Short ribs laced with star anise and lemongrass from a pioneering Chinese woman.

Short ribs laced with star anise and lemongrass from a pioneering Chinese woman.

 

For powerful reasons — both good and bad — we are in a defining time for women.

As such, “A Woman’s Place: The Inventors, Rumrunners, Lawbreakers, Scientists, and Single Moms Who Changed the World with Food” (Little, Brown and Company) couldn’t have debuted at a more appropriate moment.

The new book, of which I received a review copy, is by food writer and photographer Deepi Ahluwalia, and Stef Ferrari, senior editor of Life & Thyme Magazine.

It shines a bright light on the enterprising, pioneering women in food who more often than never received the recognition they deserved. They include such icons as Lena Richard, an African-American women who grew an empire of restaurants, cookbooks and even had a television snow — all during the height of segregation in America; and Clara Steele, who started a family dairy in Marin County that went on to produce the highest volume of cheese in California in the mid-1800s.

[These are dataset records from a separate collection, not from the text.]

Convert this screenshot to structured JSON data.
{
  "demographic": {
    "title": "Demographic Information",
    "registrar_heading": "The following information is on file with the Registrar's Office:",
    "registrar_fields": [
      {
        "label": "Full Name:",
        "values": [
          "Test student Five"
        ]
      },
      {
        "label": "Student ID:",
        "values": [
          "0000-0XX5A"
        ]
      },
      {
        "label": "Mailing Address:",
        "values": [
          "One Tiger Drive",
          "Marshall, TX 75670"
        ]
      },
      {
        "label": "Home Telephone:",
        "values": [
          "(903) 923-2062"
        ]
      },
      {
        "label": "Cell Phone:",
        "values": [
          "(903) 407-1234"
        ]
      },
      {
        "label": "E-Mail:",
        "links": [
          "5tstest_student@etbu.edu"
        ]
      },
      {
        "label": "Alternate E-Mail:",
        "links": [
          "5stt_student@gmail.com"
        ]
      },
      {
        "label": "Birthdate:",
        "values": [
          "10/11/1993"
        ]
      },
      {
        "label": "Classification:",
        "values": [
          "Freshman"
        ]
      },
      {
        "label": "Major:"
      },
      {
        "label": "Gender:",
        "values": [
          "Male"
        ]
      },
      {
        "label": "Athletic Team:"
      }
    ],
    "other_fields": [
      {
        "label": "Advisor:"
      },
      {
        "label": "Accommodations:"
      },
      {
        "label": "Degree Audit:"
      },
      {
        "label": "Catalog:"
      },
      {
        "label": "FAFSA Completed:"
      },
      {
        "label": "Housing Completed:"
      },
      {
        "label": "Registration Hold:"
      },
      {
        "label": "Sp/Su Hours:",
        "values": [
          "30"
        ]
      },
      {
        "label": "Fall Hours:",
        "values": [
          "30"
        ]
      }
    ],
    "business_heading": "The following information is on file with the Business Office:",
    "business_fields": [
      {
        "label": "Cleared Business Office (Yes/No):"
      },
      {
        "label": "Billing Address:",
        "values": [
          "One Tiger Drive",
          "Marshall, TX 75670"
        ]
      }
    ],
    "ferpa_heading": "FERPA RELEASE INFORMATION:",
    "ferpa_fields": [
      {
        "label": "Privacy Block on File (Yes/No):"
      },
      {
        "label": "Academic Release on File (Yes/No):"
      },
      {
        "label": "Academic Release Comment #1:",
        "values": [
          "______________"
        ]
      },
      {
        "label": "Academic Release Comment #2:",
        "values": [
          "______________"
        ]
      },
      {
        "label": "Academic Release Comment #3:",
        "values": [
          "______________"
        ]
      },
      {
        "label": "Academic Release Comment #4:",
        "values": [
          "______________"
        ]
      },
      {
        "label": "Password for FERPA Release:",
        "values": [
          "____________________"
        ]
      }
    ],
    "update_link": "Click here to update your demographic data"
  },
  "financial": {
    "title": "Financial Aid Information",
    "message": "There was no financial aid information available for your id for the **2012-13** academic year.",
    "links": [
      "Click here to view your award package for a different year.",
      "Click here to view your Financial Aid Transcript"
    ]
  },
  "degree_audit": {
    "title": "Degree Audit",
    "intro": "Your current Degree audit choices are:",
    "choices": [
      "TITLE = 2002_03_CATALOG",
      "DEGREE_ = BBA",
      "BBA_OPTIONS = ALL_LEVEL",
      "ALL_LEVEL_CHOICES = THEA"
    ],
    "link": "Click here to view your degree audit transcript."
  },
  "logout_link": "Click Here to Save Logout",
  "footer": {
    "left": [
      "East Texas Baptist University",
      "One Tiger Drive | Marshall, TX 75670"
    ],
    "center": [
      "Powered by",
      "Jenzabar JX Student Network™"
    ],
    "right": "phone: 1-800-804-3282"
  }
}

Interspersed throughout the book are 10 recipes from notable female culinarians.

A Woman's Place

I had never heard of Esther Eng (1914-1970), but because of this book I now know what a pivotal figure she was. An openly gay Chinese woman, Eng was a film director turned restaurateur who grew up in San Francisco before moving to New York. It was there that she opened Bo Bo’s, a Chinese restaurant where Chinese-American actors could find steady work and work on their English when they weren’t making movies. The food was so amazing that none other than Craig Claiborne praised it. In so doing, Eng managed to break through and rise to the top of two characteristically male-dominated industries.

Thinking about that achievement makes her “Chinese Five-Spice Braised Beef Short Ribs” all the more transportive.